Die leichte Muse ist besonders schwer zu inszenieren, und erfordert Fingerspitzengefühl, um den schmalen Grat zwischen Kitsch, Ernst und Ironie zu treffen. Der Inszenierung von Pascale-Sabine Chevroton gelingt das, trotz einiger Längen. Musik und tänzerische Elemente stehen im Vordergrund. Das ist gut so, denn Lehárs Musik mit farbenreicher Instrumentierung und reizvoller Harmonik und den Liedern, die Ohrwürmer geworden sind, überzeugt auch heute noch. Beim Sinfonieorchester unter Florian Frannek ist sie in guten Händen. Nur anfangs mangelte es an der Feinabstimmung zwischen Bühne und Orchester.
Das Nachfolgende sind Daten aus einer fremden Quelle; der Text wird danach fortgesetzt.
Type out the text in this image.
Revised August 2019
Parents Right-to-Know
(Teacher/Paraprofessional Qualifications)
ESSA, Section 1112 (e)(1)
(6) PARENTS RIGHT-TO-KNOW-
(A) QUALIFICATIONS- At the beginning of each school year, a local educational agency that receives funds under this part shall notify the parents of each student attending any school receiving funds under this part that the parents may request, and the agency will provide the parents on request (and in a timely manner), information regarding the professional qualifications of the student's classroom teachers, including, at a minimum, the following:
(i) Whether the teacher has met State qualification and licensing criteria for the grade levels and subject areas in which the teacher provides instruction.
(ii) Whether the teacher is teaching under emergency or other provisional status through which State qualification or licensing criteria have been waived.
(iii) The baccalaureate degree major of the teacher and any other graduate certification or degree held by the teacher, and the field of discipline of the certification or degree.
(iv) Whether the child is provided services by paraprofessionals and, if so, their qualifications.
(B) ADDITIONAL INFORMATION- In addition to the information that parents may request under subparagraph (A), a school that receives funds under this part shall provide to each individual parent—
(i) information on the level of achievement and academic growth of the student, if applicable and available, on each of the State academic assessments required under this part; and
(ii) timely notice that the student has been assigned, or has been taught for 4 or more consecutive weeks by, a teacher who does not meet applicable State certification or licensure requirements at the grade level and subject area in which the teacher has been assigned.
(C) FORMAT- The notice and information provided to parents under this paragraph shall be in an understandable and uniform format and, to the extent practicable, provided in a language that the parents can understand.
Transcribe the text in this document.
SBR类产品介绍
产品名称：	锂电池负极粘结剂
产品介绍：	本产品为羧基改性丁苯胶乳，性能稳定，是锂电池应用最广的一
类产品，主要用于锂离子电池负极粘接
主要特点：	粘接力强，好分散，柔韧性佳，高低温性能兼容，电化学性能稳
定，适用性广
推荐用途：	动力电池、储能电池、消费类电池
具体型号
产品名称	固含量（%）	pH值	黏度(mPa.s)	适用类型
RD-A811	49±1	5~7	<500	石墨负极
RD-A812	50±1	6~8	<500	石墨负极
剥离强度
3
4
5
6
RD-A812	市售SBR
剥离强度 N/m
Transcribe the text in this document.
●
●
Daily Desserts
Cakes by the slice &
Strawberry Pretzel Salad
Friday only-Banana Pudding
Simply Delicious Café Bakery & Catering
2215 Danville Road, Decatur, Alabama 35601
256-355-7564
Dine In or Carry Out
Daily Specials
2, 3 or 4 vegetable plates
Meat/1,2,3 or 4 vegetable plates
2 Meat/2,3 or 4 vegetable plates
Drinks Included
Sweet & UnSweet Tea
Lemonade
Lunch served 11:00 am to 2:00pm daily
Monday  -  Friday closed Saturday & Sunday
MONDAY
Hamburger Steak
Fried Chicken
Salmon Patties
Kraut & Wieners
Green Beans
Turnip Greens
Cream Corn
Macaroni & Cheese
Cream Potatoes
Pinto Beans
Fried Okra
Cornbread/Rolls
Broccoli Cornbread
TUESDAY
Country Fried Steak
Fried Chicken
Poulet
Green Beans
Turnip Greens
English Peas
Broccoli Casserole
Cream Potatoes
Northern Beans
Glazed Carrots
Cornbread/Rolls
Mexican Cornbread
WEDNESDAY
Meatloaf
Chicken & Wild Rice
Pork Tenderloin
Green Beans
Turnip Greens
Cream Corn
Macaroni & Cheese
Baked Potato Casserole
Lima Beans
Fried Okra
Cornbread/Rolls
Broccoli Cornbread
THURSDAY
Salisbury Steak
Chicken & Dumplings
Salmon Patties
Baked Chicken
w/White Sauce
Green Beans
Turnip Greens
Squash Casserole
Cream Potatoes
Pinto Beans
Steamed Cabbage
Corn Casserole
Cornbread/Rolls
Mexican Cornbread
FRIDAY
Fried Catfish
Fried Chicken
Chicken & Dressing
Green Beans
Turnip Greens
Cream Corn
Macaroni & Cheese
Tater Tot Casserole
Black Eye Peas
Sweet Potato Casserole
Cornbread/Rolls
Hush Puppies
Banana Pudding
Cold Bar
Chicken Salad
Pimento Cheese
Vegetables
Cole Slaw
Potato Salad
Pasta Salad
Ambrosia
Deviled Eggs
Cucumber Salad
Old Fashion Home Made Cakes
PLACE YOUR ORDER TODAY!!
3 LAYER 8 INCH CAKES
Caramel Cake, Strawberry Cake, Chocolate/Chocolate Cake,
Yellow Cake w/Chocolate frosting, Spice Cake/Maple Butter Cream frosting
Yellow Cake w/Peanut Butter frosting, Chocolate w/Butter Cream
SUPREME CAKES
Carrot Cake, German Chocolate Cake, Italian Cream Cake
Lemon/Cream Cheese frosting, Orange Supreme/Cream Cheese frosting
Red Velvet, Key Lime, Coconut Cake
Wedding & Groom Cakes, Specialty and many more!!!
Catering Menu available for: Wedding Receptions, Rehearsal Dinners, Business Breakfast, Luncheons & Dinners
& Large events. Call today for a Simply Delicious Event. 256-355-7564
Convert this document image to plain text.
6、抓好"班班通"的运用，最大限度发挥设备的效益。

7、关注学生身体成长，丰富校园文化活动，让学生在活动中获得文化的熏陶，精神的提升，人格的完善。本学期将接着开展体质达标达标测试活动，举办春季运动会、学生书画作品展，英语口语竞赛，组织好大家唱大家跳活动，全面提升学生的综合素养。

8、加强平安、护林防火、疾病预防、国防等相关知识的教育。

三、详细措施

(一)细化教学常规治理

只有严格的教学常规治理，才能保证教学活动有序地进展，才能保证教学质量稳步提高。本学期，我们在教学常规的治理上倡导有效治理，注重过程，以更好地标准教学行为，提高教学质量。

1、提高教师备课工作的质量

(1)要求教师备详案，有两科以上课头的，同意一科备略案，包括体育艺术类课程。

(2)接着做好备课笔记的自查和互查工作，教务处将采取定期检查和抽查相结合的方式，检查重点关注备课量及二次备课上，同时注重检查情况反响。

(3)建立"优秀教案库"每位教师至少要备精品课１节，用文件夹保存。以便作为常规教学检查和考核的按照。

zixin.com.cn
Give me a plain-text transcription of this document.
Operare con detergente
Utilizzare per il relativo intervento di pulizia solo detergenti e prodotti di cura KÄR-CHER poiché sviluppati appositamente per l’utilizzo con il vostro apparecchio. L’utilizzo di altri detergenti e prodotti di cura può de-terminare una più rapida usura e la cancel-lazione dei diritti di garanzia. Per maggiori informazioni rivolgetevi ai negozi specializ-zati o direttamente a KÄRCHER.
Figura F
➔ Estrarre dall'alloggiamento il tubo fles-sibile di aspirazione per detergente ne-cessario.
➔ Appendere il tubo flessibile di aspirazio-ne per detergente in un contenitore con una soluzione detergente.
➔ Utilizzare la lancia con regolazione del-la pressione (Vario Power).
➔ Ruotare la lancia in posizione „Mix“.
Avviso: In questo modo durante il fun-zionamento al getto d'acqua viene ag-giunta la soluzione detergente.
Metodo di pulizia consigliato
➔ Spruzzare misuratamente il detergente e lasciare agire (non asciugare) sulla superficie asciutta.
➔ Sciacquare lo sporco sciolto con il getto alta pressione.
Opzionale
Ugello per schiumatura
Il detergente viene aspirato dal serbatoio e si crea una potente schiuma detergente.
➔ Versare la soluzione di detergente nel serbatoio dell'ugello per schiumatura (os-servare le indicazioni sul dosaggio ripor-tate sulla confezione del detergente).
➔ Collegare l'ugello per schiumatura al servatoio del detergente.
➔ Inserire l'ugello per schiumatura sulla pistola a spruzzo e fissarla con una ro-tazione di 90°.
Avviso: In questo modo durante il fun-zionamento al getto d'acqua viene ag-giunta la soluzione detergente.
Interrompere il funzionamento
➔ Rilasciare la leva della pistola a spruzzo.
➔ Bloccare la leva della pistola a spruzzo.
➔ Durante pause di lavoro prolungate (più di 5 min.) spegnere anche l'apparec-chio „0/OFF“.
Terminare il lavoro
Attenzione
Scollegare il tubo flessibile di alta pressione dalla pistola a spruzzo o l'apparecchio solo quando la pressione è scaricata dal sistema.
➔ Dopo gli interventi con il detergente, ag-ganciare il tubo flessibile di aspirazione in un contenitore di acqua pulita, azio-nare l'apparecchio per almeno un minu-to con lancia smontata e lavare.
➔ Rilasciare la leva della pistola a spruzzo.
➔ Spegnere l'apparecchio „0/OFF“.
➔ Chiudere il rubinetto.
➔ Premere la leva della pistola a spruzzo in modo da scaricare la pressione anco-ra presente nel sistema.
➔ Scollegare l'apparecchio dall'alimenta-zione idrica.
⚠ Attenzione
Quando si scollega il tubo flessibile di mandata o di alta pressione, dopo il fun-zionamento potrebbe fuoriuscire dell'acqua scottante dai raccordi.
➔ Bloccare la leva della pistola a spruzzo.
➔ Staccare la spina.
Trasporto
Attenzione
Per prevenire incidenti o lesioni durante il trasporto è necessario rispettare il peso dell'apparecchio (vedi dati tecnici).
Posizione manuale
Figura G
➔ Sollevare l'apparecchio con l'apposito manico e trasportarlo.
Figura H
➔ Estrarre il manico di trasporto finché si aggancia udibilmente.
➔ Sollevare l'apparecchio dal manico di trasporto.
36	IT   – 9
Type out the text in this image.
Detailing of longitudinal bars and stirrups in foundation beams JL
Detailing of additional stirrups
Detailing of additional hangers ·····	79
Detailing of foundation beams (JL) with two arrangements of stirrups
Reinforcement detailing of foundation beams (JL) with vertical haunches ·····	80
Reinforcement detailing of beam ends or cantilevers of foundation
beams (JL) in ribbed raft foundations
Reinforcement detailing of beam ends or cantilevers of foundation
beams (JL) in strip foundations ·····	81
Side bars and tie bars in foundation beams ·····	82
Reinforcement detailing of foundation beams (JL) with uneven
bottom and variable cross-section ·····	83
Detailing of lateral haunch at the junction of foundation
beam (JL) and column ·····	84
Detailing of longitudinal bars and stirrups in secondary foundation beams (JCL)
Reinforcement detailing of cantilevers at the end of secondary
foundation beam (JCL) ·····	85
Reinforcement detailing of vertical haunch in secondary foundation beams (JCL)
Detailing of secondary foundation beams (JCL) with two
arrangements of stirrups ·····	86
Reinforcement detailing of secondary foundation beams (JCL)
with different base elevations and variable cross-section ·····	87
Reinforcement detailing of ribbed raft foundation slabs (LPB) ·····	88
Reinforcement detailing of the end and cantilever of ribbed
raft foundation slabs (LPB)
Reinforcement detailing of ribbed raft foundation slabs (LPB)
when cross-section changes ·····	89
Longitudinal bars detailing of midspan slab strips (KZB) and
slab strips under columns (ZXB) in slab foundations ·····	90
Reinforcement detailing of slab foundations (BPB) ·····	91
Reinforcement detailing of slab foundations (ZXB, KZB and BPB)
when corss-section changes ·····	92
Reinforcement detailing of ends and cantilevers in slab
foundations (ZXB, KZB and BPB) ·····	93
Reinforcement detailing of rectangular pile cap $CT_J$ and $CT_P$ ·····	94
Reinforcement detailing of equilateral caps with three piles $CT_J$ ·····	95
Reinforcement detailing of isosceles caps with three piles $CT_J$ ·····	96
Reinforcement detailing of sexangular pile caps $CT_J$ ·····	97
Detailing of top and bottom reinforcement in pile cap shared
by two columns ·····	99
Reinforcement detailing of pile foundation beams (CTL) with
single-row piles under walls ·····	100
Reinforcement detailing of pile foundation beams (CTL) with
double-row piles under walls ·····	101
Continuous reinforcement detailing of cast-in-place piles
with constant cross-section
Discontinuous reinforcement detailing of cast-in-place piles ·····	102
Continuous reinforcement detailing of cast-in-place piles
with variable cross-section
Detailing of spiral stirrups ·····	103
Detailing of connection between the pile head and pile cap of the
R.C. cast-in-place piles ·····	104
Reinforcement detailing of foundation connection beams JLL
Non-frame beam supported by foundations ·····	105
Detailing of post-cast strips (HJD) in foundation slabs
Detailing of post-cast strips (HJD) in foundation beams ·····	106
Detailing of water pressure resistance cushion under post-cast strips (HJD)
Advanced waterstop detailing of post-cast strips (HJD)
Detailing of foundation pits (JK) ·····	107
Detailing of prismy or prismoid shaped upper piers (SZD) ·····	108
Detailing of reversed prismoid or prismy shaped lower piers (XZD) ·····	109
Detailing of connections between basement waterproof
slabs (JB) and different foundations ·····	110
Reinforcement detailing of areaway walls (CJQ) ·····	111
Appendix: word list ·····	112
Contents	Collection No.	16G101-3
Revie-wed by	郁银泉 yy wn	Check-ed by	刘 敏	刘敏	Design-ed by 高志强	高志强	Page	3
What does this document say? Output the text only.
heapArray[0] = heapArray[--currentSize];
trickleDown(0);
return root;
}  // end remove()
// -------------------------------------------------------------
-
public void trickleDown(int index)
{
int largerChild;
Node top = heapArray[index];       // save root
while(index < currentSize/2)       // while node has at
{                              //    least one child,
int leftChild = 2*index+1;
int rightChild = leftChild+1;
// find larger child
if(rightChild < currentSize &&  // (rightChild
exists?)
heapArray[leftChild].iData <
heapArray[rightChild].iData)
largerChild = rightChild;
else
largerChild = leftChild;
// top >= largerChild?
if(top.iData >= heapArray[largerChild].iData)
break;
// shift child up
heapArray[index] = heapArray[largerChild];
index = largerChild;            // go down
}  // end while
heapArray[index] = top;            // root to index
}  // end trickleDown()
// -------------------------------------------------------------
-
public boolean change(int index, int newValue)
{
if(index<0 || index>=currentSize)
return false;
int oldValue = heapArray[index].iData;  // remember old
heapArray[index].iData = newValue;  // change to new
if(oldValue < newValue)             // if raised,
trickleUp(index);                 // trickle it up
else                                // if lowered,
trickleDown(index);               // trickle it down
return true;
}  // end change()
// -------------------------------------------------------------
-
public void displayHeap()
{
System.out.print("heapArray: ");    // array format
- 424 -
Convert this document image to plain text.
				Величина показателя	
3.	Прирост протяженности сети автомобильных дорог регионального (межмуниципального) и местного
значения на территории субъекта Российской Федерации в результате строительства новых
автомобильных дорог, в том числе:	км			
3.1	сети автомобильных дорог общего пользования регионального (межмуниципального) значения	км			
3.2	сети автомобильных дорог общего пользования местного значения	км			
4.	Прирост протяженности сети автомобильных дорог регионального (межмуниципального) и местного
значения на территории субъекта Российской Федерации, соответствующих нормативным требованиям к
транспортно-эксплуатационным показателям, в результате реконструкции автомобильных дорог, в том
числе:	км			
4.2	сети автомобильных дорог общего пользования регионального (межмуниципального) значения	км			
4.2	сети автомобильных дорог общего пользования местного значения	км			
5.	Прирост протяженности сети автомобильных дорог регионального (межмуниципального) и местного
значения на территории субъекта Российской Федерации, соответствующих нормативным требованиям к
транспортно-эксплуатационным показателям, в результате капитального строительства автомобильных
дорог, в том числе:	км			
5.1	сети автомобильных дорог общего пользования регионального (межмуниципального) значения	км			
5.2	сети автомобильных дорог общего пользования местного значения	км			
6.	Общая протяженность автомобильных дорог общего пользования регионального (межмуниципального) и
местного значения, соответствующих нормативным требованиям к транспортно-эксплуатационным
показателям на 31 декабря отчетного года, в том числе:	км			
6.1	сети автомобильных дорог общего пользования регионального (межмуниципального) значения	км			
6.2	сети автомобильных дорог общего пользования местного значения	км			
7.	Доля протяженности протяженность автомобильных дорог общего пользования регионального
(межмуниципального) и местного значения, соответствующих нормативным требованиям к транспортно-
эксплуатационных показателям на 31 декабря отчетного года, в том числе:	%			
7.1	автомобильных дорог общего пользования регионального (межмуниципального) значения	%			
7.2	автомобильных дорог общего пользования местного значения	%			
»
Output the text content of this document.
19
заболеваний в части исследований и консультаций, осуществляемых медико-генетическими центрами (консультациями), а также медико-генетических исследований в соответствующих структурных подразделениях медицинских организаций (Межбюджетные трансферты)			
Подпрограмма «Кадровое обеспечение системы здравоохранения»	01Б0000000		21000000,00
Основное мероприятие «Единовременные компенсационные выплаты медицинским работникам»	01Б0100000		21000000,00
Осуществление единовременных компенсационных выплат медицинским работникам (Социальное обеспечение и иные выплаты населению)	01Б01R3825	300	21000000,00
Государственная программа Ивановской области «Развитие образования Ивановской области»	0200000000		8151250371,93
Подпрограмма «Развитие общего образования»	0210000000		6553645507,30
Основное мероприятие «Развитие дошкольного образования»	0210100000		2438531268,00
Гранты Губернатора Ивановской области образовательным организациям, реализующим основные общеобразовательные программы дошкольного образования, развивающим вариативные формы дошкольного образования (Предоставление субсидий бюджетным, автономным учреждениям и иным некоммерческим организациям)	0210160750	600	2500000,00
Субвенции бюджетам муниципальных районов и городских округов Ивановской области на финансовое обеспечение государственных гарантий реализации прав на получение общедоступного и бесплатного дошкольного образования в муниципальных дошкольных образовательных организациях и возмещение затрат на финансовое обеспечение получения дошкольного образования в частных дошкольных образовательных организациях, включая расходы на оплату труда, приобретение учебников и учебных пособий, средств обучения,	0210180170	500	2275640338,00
Susanne Geb singt die Witwe mit sicher in die Höhe geführtem, aber auch reich timbriertem Sopran, worunter die Textdeutlichkeit leidet. Kay Stiefermann ist Graf Danilo. Er überzeugt mit Spielfreude und beweglicher Stimme, die bis in tenorale Höhen reichen kann. Das Parallel-Paar geben Dorothea Brandt mit leichtem, unangestrengtem Sopran als Valencienne und Boris Leisenheimer (mit nicht immer ganz freiem Tenor) als Rosillon, die zunächst nicht zusammen kommen können, weil Valencienne mit Zeta verheiratet ist.

Baron Zeta (spielfreudig, aber mit textlastiger Rolle: Miljan Milovic) verbannt die Regie in den Rollstuhl, aus dem er aufspringt, wenn die Emotionen mit ihm durchgehen. Verwicklungsspielchen lockern die Handlung auf. Besonders die Chor- und Tanzszenen der Can-Can-Grisetten des Maxim und ein hinreißendes Männerballett zu „Ja, das Studium der Weiber ist schwer“ lösen begeisterten Zwischenapplaus aus (Chor-Einstudierung: Jens Bingert). Und Hans Richter, der den im Wiener Dialekt grantelnden Diener Njegus gibt, reißt zu Begeisterungsstürmen hin.

Endlich finden Hanna und Danilo zusammen und gestehen im gar nicht kitschigen Duett „Lippen schweigen, es flüstern Geigen“ einander ihre Liebe. Die Aufführung wird mit viel Applaus bedacht.